The slowdown in growth, according to Simonis Storm Securities, is partly a function of a high base as PSCE increased a significant 2.3% on a monthly basis in December 2010.
But despite the decline in private sector credit, growth in total credit extended continued to accelerate on a monthly basis in December 2011, increasing N$687 million or 1.6% to N$44.3 billion compared to growth of 1.3% (N$558 million), 0.6% (N$237million) and 0.4% (N$168 million) in November, October and September, respectively. The slowdown was mainly a result of significantly slower growth in the corporate sector, with corporate credit growth easing from 8.8% in November to 5.8% in December, the lowest level in six years. This was on the back of a steep contraction in business overdrafts, declining 20.6% year-on-year. The corporate sector represents approximately 36% of total credit.
On the other hand, credit extended to individuals remained resilient, with the rate of growth increasing to 12.3%. Individual credit growth was driven by strong mortgage lending as well as installment credit. Individual mortgages grew by 11.6% while installment credit growth remained very strong at 21.8% – not surprising after the strong new vehicle sales witnessed in recent months.
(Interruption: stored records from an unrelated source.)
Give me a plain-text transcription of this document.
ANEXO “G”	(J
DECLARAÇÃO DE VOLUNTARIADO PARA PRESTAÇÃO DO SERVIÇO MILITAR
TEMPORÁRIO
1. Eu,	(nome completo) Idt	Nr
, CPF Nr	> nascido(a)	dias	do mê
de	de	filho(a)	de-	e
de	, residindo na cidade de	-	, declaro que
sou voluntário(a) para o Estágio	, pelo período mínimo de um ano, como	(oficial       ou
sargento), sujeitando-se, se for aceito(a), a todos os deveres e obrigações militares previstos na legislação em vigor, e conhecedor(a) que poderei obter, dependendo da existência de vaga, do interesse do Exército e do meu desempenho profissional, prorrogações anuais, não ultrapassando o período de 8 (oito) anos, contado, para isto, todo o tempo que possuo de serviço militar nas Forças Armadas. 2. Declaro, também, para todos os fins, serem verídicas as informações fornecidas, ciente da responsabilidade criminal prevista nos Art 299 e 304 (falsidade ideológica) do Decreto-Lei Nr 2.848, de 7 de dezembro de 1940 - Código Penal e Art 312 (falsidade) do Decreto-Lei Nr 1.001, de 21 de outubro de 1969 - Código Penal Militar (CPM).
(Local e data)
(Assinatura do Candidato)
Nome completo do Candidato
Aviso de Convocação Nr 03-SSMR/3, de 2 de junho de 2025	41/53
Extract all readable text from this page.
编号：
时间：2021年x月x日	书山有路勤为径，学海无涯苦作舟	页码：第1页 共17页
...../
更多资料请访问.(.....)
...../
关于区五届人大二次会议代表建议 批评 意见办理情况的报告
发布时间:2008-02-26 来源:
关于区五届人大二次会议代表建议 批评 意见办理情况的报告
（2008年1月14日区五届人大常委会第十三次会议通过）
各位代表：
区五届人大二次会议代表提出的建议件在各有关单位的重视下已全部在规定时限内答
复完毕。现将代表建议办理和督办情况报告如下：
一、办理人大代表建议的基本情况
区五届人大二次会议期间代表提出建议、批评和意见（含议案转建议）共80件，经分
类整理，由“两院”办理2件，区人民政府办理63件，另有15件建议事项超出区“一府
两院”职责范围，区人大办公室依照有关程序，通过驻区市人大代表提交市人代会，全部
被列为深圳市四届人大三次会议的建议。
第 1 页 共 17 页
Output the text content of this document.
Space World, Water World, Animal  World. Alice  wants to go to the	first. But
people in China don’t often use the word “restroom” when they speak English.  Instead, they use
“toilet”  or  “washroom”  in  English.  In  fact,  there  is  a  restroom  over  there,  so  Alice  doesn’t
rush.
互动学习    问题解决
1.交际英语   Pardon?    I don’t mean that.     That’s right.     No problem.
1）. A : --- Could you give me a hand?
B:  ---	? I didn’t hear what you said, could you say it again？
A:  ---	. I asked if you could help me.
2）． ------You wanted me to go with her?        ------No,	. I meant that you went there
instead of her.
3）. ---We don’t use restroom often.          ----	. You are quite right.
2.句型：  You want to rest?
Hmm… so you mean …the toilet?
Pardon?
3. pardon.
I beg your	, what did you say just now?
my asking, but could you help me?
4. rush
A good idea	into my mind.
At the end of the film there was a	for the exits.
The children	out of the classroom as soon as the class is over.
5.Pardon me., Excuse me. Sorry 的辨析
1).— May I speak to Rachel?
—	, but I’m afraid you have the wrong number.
Foreign reserves declined by 3.7% in December after jumping 25.8% month-on-month in November. On an annual basis, foreign reserves are 41.1% higher, reflecting the Eurobond proceeds.
Domestic Government debt issuance continued its rapid increase to N$16.5 billion in January, a year-on-year increase of 61.6% while the portion of debt that matures in less than a year decreased slightly to 56.8%.